“Sul versante della salute e dell’organizzazione sanitaria, la pandemia ha fatto emergere un senso collettivo di inadeguatezza, forse una mancanza, certamente un bisogno di protezione e ha sottolineato l’importanza di disporre di un Servizio sanitario a impronta marcatamente pubblica, diffuso omogeneamente sul territorio nazionale e capace di tutelare la salute di tutti, al di sopra degli interessi particolari”. È quanto emerge dal Rapporto “Salute e fragilità sociale in tempo di pandemia: un punto di vista” presentato oggi dalla Caritas diocesana di Roma.
Tra le criticità riscontrate in Italia nei mesi di pandemia emergono chiaramente quelle che riguardano la popolazione straniera. “Si è registrata infatti – secondo Caritas Roma – una sproporzione di impatto di salute per gli immigrati con un maggiore rischio di morte nei pazienti provenienti da paesi a basso Indice di sviluppo umano: 1,32> di quello dei pazienti italiani ed un ritardo di diagnosi (15-30 gg)”. Nei centri di accoglienza, la possibilità di accesso alle misure di prevenzione e di contenimento del contagio sono state a carico degli enti gestori senza indicazioni da parte delle istituzioni.

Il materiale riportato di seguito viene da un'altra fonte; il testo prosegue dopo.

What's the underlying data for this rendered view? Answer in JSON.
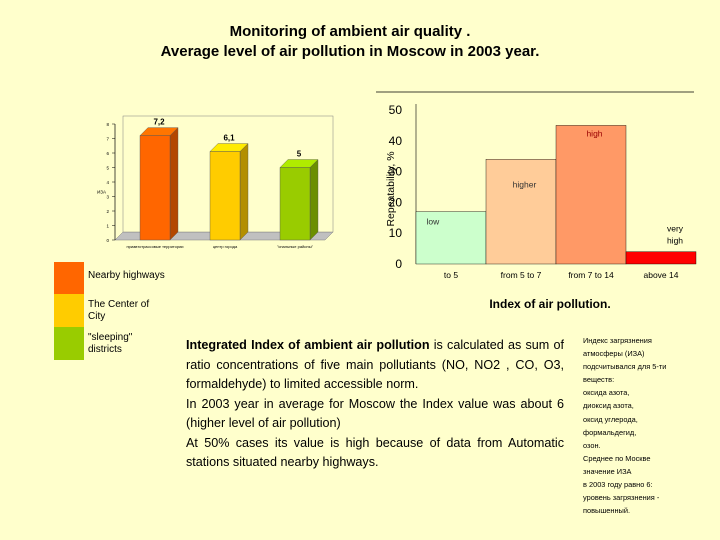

Alto il rischio di “invisibilità” per quello che riguarda le vaccinazioni in un contesto in cui, da giugno 2021, alcune Regioni hanno cominciato a vaccinare in modo disomogeneo e discontinuo. Vi sono poi persone che rischiano di rimanere ai margini o esclusi dal sistema: 500mila immigrati senza un permesso di soggiorno che per accedere alle prestazioni sanitarie possono però avere il codice Stp; altre decine di migliaia, ma difficilissimi da quantificare, i comunitari non in regola amministrativamente, che per l’accesso alla sanità possono richiedere la tessera Eni; 200mila gli stranieri che hanno fatto domanda di regolarizzazione e che non ha ricevuto alcuna risposta. Oltre a questi, più di 50mila senza dimora, molti dei quali non in contatto con la rete di volontariato.